23 Maar Hij keerde zich om, en zei tot Petrus: Ga weg van Mij, satan; ge zijt Mij een ergernis. Want ge zijt niet bedacht op wat God wil, maar slechts op wat de mensen willen.
And turning He said to Peter, Get behind me, adversary: thou art my stumbling-block; because thou art not thinking about the things of God, but those of men.
24 Toen sprak Jesus tot zijn leerlingen: Zo iemand mijn volgeling wil zijn, dan moet hij zichzelf verloochenen, zijn kruis opnemen en Mij volgen.
Then Jesus said to His disciples, If any one wishes to come after me, let him deny himself, and take up his cross, and follow me.
25 Want wie zijn leven wil redden, zal het verliezen; maar wie om Mij het leven verliest, zal het vinden.
For whosoever may wish to save his soul shall lose it: and whosoever may lose his soul for my sake shall find it.

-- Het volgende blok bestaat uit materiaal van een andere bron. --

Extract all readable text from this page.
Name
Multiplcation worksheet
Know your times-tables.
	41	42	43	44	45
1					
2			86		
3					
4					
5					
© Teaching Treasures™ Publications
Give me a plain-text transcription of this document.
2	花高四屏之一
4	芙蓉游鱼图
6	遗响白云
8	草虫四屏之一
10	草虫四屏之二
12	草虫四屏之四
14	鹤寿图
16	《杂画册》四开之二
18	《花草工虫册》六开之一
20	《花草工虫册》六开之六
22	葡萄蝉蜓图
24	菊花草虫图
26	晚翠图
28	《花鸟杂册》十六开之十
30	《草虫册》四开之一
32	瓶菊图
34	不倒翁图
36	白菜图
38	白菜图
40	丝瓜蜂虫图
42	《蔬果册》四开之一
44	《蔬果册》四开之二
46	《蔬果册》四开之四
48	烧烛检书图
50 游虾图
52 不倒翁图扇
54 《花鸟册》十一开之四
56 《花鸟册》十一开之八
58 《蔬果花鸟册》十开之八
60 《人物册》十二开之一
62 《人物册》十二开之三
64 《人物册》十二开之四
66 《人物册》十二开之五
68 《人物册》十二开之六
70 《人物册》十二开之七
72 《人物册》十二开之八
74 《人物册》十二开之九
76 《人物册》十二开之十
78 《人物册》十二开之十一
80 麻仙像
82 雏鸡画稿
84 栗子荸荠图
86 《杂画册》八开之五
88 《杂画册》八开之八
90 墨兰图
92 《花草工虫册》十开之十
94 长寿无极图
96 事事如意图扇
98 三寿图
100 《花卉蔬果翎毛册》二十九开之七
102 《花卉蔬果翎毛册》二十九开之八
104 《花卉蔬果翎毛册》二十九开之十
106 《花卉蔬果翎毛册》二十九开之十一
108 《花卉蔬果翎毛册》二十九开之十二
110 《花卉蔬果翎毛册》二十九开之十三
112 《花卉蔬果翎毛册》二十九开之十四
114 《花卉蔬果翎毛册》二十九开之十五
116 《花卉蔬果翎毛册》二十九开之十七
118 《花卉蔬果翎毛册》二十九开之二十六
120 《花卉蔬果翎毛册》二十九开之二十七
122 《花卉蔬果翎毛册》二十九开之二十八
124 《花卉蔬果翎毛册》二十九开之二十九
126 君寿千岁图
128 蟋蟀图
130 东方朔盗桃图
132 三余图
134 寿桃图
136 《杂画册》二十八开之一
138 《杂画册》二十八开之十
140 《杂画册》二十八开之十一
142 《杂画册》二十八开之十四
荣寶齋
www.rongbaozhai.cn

26 Wat baat het den mens, zo hij de hele wereld wint, maar schade lijdt aan zijn ziel? Of wat zal de mens in ruil geven voor zijn ziel?
For what is a man profited, if he may gain the whole world, and lose his own soul? or what will a man give in exchange for his soul?
27 Want de Mensenzoon zal met zijn engelen komen in de heerlijkheid van zijn Vader, en dan zal Hij iedereen volgens zijn werken vergelden.
For the Son of man is about to come in the glory of His Father with His angels, and then He will give to each one according to his works.
28 Voorwaar, Ik zeg u: daar zijn er onder de hier aanwezigen, die de dood niet zullen smaken, voordat ze den Mensenzoon zien komen in zijn koninkrijk.
Truly I say unto you, There are some of those standing here, who may not taste of death, until they may see the Son of man coming in His kingdom.